The median age in the city was 45.8 years. 23.3% of residents were under the age of 18; 3.1% were between the ages of 18 and 24; 22.9% were from 25 to 44; 35.7% were from 45 to 64; and 15% were 65 years of age or older. The gender makeup of the city was 48.9% male and 51.1% female.

===2000 census===
As of the census of 2000, there were 262 people, 104 households, and 79 families living in the city. The population density was 1,747.4 PD/sqmi. There were 111 housing units at an average density of 740.3 /sqmi. The racial makeup of the city was 99.62% White and 0.38% Asian. Hispanic or Latino of any race were 0.38% of the population.

There were 104 households, out of which 32.7% had children under the age of 18 living with them, 67.3% were married couples living together, 6.7% had a female householder with no husband present, and 24.0% were non-families. 22.1% of all households were made up of individuals, and 6.7% had someone living alone who was 65 years of age or older. The average household size was 2.52 and the average family size was 2.96.

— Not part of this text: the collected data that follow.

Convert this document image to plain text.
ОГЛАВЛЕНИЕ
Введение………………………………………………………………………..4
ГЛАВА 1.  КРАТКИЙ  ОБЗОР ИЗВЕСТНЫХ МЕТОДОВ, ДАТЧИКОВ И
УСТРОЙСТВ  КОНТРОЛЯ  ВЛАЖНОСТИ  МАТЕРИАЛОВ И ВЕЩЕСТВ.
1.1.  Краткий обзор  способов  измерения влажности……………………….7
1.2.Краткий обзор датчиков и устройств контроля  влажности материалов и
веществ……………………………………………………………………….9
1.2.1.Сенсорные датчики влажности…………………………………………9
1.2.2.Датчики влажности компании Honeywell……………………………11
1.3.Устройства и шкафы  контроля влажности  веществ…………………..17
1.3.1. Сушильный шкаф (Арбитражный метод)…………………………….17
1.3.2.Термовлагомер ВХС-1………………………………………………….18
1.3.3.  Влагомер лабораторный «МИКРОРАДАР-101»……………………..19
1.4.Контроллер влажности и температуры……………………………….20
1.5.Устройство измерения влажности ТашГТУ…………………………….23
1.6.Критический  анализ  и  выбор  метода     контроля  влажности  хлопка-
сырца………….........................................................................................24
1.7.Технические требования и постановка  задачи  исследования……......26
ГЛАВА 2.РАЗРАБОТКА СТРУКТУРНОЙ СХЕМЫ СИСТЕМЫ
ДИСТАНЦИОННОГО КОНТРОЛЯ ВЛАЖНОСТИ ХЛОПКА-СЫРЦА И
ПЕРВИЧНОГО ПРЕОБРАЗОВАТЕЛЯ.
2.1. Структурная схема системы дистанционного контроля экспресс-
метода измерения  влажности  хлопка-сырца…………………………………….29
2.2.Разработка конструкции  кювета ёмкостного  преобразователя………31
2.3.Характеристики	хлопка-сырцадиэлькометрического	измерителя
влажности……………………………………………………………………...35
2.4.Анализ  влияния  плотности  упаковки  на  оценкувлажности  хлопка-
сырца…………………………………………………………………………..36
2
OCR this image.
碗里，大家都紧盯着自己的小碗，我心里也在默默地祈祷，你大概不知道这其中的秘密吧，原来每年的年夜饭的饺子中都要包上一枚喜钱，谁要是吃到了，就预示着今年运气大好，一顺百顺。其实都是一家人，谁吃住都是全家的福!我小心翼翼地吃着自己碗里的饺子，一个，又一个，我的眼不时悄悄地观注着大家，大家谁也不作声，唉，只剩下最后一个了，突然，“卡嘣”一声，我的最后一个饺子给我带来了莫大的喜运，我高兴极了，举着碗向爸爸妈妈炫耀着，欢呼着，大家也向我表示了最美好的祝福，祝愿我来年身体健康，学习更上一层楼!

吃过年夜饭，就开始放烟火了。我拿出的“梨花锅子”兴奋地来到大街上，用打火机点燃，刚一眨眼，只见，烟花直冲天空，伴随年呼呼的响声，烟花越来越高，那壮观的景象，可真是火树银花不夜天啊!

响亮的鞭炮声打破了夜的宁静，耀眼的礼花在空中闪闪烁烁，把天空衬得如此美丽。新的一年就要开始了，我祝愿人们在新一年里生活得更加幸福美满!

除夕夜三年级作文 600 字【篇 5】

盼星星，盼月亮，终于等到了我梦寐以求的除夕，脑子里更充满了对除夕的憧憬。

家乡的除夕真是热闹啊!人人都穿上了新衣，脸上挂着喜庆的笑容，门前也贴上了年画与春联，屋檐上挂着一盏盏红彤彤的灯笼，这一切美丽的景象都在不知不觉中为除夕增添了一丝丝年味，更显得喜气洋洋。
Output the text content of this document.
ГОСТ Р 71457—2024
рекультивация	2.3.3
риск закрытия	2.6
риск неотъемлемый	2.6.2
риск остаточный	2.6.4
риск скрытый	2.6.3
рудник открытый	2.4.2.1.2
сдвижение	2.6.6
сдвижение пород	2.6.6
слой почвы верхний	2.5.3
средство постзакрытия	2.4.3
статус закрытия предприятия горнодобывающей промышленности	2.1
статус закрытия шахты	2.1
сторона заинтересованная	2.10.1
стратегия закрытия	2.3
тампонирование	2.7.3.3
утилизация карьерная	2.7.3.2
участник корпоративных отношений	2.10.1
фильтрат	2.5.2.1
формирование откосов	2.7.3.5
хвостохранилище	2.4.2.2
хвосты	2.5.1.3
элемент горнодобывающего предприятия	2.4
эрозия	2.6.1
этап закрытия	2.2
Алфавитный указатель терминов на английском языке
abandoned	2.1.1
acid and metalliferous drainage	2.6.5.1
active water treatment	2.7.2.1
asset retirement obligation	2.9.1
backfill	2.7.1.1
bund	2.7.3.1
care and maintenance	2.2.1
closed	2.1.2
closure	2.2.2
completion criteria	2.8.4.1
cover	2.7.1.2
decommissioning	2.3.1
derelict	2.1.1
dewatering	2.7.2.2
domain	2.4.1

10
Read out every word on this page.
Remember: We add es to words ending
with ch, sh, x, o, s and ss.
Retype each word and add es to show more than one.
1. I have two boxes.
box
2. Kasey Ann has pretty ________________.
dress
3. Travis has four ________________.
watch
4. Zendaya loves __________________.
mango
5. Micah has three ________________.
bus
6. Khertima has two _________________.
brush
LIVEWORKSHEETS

In the city, the population was spread out, with 27.5% under the age of 18, 6.5% from 18 to 24, 25.2% from 25 to 44, 28.2% from 45 to 64, and 12.6% who were 65 years of age or older. The median age was 39 years. For every 100 females, there were 111.3 males. For every 100 females age 18 and over, there were 104.3 males.

The median income for a household in the city was $38,333, and the median income for a family was $42,250. Males had a median income of $31,000 versus $20,833 for females. The per capita income for the city was $35,785. About 3.7% of families and 6.7% of the population were below the poverty line, including 11.6% of those under the age of eighteen and 9.1% of those 65 or over.